Benches and Why I Like Them


Park benches seem to be good places for epiphanies. I had one, and it was about park benches.
When I was a kid, in good weather, when most of my friends were playing baseball, I was sitting on a bench overlooking the Harlem River, in New York, and reading. Probably the reason I never made it to the majors. The epiphany today was that all these many years later I’m sitting on a bench and writing. There’s a kind of symmetry to that that I find satisfying.
At some point in its course northward, for some reason probably now forgotten, the East River becomes the Harlem River. Nothing about it changes but the name.         At the point where I knew it it divides Manhattan from The Bronx. It’s quite narrow at that spot; you can throw a rock across it easily.
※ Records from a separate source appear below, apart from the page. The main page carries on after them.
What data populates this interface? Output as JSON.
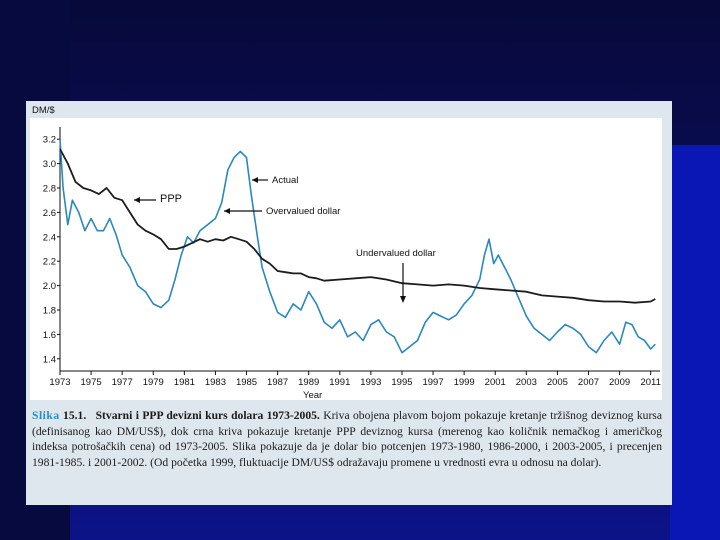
{
  "colors": {
    "actual": "#2b87bf",
    "ppp": "#1c1c1c",
    "caption_label": "#2a8cbf"
  },
  "chart_data": {
    "type": "line",
    "ylabel": "DM/$",
    "xlabel": "Year",
    "ylim": [
      1.3,
      3.3
    ],
    "xlim": [
      1973,
      2011.6
    ],
    "y_ticks": [
      1.4,
      1.6,
      1.8,
      2.0,
      2.2,
      2.4,
      2.6,
      2.8,
      3.0,
      3.2
    ],
    "y_tick_labels": [
      "1.4",
      "1.6",
      "1.8",
      "2.0",
      "2.2",
      "2.4",
      "2.6",
      "2.8",
      "3.0",
      "3.2"
    ],
    "x_ticks": [
      1973,
      1975,
      1977,
      1979,
      1981,
      1983,
      1985,
      1987,
      1989,
      1991,
      1993,
      1995,
      1997,
      1999,
      2001,
      2003,
      2005,
      2007,
      2009,
      2011
    ],
    "x_tick_labels": [
      "1973",
      "1975",
      "1977",
      "1979",
      "1981",
      "1983",
      "1985",
      "1987",
      "1989",
      "1991",
      "1993",
      "1995",
      "1997",
      "1999",
      "2001",
      "2003",
      "2005",
      "2007",
      "2009",
      "2011"
    ],
    "grid": false,
    "series": [
      {
        "name": "Actual",
        "color": "#2b87bf",
        "x": [
          1973,
          1973.2,
          1973.5,
          1973.8,
          1974.2,
          1974.6,
          1975,
          1975.4,
          1975.8,
          1976.2,
          1976.6,
          1977,
          1977.5,
          1978,
          1978.5,
          1979,
          1979.5,
          1980,
          1980.4,
          1980.8,
          1981.2,
          1981.6,
          1982,
          1982.5,
          1983,
          1983.4,
          1983.8,
          1984.2,
          1984.6,
          1985,
          1985.3,
          1985.7,
          1986,
          1986.5,
          1987,
          1987.5,
          1988,
          1988.5,
          1989,
          1989.5,
          1990,
          1990.5,
          1991,
          1991.5,
          1992,
          1992.5,
          1993,
          1993.5,
          1994,
          1994.5,
          1995,
          1995.5,
          1996,
          1996.5,
          1997,
          1997.5,
          1998,
          1998.5,
          1999,
          1999.5,
          2000,
          2000.3,
          2000.6,
          2000.9,
          2001.2,
          2001.6,
          2002,
          2002.5,
          2003,
          2003.5,
          2004,
          2004.5,
          2005,
          2005.5,
          2006,
          2006.5,
          2007,
          2007.5,
          2008,
          2008.5,
          2009,
          2009.4,
          2009.8,
          2010.2,
          2010.6,
          2011,
          2011.3
        ],
        "y": [
          3.2,
          2.8,
          2.5,
          2.7,
          2.6,
          2.45,
          2.55,
          2.45,
          2.45,
          2.55,
          2.42,
          2.25,
          2.15,
          2.0,
          1.95,
          1.85,
          1.82,
          1.88,
          2.05,
          2.25,
          2.4,
          2.35,
          2.45,
          2.5,
          2.55,
          2.68,
          2.95,
          3.05,
          3.1,
          3.05,
          2.75,
          2.4,
          2.15,
          1.95,
          1.78,
          1.74,
          1.85,
          1.8,
          1.95,
          1.85,
          1.7,
          1.65,
          1.72,
          1.58,
          1.62,
          1.55,
          1.68,
          1.72,
          1.62,
          1.58,
          1.45,
          1.5,
          1.55,
          1.7,
          1.78,
          1.75,
          1.72,
          1.76,
          1.85,
          1.92,
          2.05,
          2.25,
          2.38,
          2.18,
          2.25,
          2.15,
          2.05,
          1.9,
          1.75,
          1.65,
          1.6,
          1.55,
          1.62,
          1.68,
          1.65,
          1.6,
          1.5,
          1.45,
          1.55,
          1.62,
          1.52,
          1.7,
          1.68,
          1.58,
          1.55,
          1.48,
          1.52
        ]
      },
      {
        "name": "PPP",
        "color": "#1c1c1c",
        "x": [
          1973,
          1973.5,
          1974,
          1974.5,
          1975,
          1975.5,
          1976,
          1976.5,
          1977,
          1977.5,
          1978,
          1978.5,
          1979,
          1979.5,
          1980,
          1980.5,
          1981,
          1981.5,
          1982,
          1982.5,
          1983,
          1983.5,
          1984,
          1984.5,
          1985,
          1985.5,
          1986,
          1986.5,
          1987,
          1987.5,
          1988,
          1988.5,
          1989,
          1989.5,
          1990,
          1991,
          1992,
          1993,
          1994,
          1995,
          1996,
          1997,
          1998,
          1999,
          2000,
          2001,
          2002,
          2003,
          2004,
          2005,
          2006,
          2007,
          2008,
          2009,
          2010,
          2011,
          2011.3
        ],
        "y": [
          3.12,
          3.0,
          2.85,
          2.8,
          2.78,
          2.75,
          2.8,
          2.72,
          2.7,
          2.6,
          2.5,
          2.45,
          2.42,
          2.38,
          2.3,
          2.3,
          2.32,
          2.35,
          2.38,
          2.36,
          2.38,
          2.37,
          2.4,
          2.38,
          2.36,
          2.3,
          2.22,
          2.18,
          2.12,
          2.11,
          2.1,
          2.1,
          2.07,
          2.06,
          2.04,
          2.05,
          2.06,
          2.07,
          2.05,
          2.02,
          2.01,
          2.0,
          2.01,
          2.0,
          1.98,
          1.97,
          1.96,
          1.95,
          1.92,
          1.91,
          1.9,
          1.88,
          1.87,
          1.87,
          1.86,
          1.87,
          1.89
        ]
      }
    ],
    "annotations": [
      {
        "text": "Actual"
      },
      {
        "text": "PPP"
      },
      {
        "text": "Overvalued dollar"
      },
      {
        "text": "Undervalued dollar"
      }
    ]
  },
  "caption": {
    "label": "Slika",
    "number": "15.1.",
    "bold_title": "Stvarni i PPP devizni kurs dolara 1973-2005.",
    "body": "Kriva obojena plavom bojom pokazuje kretanje tržišnog deviznog kursa (definisanog kao DM/US$), dok crna kriva pokazuje kretanje PPP deviznog kursa (merenog kao količnik nemačkog i američkog indeksa potrošačkih cena) od 1973-2005. Slika pokazuje da je dolar bio potcenjen 1973-1980, 1986-2000, i 2003-2005, i precenjen 1981-1985. i 2001-2002. (Od početka 1999, fluktuacije DM/US$ odražavaju promene u vrednosti evra u odnosu na dolar)."
  }
}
Give you a time marker: had you thrown one while I was reading, you’d have hit a Hooverville on the bank on the Bronx side. The corrugated tin and cardboard shacks were there through the Depression years, until World War II restored the country to prosperity and the occupants found work at Iwo Jima, Anzio, and the Ardennes. I’d seen the West Pointers of a decade or two earlier described as “the class the stars fell on”; they were the generals. Those guys across the river were the generation the sky fell in on. I knew a man who went straight from riding the rods to fighting his way across Saipan. He was only five years older than I was.
But I digress.
Bernard Baruch, who is cited variously in other posts here, used a park bench to meet with people while advising the government. I don’t know if he holds the record, but he advised six presidents in office through two World Wars. Woodrow Wilson to Harry Truman; think about that. I doubt the presidents themselves left the White House for his bench (but then I don’t know that they didn’t, either.)   
Were he alive today, Baruch would be an Internet “Influencer” and “Thought Leader.” I don’t know that he was ever a CEO, so he might not have  been eligible for that ultimate validation. I also don’t know if (but I like to think that) he fed squirrels from his bench, as I like to do. In no other way would I try to equate myself with Bernard Baruch, but squirrels are democratic. On the end of a peanut, Barney and I would be the same to them.